By providing a detailed comparison of how legal and ethical commitments to persons with disabilities are framed in capacity law across different national systems, the book highlights the values and practices that could lead to changes that better respect persons with disabilities in mental capacity regimes.
This chapter focuses on the development and implementation of capacity-based law in Northern Ireland. The Mental Capacity Act (Northern Ireland) 2016, when it is fully implemented, will provide a capacity-based framework for decision making and will replace the current mental health law for everyone aged 16 and over. The chapter explores aspects of the Northern Ireland context that may have contributed to this approach being taken. It considers how participation and values influenced and informed the development of the Act and how they are promoted in the contents of the Act. The chapter also identifies some of the ongoing debates about this new approach, including the exclusion of those aged under 16 and some of the complex interfaces with criminal justice issues. The need to evaluate whether the new Act is effective in achieving its aim of more effectively promoting and protecting the rights of everyone whose ability to make decisions may be impaired is also highlighted.
Indigenous peoples with disabilities are extremely vulnerable when interacting with Canadian mental capacity law.
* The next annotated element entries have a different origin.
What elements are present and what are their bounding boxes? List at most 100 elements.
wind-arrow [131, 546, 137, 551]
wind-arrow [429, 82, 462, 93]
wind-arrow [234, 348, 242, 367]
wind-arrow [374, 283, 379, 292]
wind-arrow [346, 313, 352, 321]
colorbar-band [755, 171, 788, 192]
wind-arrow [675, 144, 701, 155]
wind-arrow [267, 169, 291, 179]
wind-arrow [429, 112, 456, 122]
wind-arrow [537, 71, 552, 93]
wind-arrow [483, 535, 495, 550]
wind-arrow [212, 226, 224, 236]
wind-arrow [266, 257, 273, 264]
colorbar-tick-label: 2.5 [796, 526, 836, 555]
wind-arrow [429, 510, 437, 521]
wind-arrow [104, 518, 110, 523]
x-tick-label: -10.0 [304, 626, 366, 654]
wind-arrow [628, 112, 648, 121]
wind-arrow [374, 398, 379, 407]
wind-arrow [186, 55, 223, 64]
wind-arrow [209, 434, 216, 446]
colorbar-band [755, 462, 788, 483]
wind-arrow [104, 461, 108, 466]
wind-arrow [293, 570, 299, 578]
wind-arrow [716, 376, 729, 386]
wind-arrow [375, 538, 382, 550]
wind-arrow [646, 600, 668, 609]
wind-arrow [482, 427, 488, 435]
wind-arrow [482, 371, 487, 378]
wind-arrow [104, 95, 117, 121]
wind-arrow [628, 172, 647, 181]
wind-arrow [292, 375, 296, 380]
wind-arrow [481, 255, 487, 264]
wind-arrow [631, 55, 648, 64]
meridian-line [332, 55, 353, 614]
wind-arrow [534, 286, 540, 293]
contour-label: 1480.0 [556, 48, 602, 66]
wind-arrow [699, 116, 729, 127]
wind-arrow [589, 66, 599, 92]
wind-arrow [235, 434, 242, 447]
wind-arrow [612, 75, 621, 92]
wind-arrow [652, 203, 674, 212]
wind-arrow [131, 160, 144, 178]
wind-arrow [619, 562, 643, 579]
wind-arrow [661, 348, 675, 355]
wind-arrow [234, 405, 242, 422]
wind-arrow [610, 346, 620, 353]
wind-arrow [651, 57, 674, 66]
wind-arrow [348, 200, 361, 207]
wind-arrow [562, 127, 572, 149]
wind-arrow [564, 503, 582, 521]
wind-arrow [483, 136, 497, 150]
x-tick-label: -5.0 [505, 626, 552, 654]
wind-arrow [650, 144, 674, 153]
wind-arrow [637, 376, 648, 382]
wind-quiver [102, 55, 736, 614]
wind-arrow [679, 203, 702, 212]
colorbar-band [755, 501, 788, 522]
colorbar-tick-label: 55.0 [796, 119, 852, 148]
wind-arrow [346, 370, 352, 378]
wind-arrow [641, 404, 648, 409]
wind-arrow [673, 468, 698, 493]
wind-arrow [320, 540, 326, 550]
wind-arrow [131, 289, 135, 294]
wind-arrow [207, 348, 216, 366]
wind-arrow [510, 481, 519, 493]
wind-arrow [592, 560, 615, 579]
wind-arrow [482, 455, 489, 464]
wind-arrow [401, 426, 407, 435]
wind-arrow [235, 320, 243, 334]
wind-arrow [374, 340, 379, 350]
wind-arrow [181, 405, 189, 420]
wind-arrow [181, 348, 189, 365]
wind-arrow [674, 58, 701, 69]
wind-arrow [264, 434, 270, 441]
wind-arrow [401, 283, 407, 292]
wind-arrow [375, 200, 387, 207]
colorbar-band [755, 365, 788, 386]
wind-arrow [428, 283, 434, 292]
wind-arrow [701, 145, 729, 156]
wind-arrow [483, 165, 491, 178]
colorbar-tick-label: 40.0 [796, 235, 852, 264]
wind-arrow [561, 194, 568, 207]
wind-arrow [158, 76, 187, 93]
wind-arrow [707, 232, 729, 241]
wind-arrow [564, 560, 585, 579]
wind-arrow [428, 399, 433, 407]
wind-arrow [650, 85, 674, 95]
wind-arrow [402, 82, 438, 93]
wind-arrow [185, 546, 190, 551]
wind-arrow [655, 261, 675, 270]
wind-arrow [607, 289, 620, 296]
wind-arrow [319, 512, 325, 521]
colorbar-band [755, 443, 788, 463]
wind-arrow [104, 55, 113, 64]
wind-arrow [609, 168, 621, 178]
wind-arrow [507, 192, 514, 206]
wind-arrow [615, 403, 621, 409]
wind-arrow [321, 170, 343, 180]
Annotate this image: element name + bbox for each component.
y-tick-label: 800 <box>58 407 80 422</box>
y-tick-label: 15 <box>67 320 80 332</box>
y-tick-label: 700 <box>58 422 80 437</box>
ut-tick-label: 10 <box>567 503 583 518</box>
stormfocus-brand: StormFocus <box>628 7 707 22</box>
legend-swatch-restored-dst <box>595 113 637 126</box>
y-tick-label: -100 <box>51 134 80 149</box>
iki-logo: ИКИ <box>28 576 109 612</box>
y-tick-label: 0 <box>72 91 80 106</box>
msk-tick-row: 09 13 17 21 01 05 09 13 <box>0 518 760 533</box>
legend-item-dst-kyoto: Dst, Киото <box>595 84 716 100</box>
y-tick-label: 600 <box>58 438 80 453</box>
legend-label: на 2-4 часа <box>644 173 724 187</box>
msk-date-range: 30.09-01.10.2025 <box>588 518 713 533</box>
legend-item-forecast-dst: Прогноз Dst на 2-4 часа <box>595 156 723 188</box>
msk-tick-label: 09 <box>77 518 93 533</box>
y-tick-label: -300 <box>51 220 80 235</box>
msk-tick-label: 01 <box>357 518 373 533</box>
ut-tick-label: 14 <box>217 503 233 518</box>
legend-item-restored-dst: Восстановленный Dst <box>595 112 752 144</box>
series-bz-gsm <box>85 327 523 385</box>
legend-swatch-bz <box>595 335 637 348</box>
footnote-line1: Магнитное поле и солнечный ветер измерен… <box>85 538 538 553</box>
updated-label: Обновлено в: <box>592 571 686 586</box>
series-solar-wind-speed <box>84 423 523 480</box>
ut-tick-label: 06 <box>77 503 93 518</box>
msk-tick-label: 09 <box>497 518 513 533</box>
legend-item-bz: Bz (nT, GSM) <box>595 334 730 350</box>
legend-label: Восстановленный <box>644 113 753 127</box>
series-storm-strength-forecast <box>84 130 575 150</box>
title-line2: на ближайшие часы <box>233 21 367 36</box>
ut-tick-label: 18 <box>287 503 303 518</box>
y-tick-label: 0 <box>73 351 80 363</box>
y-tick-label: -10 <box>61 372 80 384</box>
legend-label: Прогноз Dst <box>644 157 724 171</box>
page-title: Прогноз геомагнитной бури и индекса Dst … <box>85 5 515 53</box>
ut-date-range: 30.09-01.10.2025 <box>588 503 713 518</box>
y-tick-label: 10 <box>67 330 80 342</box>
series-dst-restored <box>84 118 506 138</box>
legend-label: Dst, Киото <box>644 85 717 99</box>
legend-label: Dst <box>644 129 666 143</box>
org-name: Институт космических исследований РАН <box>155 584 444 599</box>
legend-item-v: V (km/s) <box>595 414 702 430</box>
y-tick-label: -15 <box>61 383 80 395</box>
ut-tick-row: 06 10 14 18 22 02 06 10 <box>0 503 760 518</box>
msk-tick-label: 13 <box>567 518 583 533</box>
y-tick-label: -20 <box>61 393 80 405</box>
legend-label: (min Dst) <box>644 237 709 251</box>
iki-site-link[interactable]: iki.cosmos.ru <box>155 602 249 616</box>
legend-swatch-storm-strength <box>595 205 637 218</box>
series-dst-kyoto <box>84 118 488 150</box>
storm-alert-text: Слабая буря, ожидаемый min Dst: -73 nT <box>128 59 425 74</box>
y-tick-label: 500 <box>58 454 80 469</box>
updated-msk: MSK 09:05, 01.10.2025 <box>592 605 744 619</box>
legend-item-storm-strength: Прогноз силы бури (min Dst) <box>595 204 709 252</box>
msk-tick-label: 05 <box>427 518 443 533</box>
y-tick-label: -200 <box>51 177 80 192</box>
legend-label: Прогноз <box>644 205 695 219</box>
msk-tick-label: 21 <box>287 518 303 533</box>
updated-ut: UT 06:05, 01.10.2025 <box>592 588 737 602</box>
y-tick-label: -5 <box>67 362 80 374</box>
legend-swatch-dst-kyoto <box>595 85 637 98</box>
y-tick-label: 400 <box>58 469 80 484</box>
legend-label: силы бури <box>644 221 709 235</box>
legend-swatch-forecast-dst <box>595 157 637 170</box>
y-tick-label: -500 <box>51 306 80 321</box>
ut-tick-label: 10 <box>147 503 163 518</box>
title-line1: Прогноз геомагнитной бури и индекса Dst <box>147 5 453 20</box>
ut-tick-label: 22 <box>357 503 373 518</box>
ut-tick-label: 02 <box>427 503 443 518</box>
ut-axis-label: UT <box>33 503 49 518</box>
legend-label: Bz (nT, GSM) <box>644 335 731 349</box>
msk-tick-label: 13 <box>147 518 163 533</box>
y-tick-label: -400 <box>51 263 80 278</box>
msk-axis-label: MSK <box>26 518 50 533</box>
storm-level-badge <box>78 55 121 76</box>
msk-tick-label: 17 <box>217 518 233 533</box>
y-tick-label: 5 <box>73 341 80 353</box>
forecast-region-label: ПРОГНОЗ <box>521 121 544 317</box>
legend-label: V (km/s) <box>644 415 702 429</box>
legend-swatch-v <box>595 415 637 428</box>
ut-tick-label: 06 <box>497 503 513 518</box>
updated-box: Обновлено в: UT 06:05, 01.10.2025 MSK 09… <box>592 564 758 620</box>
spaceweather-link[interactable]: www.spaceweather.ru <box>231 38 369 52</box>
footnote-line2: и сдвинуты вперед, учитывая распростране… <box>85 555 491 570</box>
They are disproportionately at risk of experiencing barriers to accessing justice, undermining their cultural values and Charter-protected rights of autonomy, medical self-determination and equality. There is a dearth of research addressing the values underlying supported decision-making and substitute decision-making for Indigenous communities in Canada. This chapter analyses the legal framing of mental capacity in Canada and the values and principles that are relevant for Indigenous peoples in Canada. I highlight the significant perspectives of Indigenous peoples in the framing of capacity and the types of intersectional barriers they experience accessing equitable decision-making processes in capacity law. The analysis reveals how Indigenous peoples with disabilities are isolated and denied autonomy. Their participation is curtailed as a result of lack of access to culturally appropriate treatment and systemic discrimination.
This chapter sets out the framework and rationale for Capacity, Participation and Values in Comparative Legal Perspective. We explore how core themes of values (that is, the values embedded within a legal framework and whose values are given effect) and participation (that is, whether and how the person’s voice and agency is fostered in decision making about them) establish a fruitful analytic prism through which to draw cross-jurisdictional comparisons of different mental capacity and guardianship legal regimes. Through a shared language with which to speak about capacity law we suggest that cross-jurisdictional learning and dialogue may be fostered.
In December 2015, the President of Ireland signed the Assisted Decision-Making (Capacity) Act 2015 into law. This Act may be regarded as broadly progressive; underpinned by empowerment/participative values and informed by the European Convention on Human Rights and the United Nations Convention on the Rights of Persons with Disabilities. However, the substantive aspects of this Act have not yet come into force (although they are expected to do so in 2023). In the period between enactment and commencement, the applicable legislation has continued to be the Lunacy Regulation (Ireland) Act 1871, which provides for the wardship jurisdiction. This chapter explores how judicial responses to capacity impairments have developed during this time of transition. The chapter shows the potential for evolution in judicial values even within a system as restrictive as wardship. This exploration also reveals some of the aspects of judging needed for a successful transition to the new legislative regime.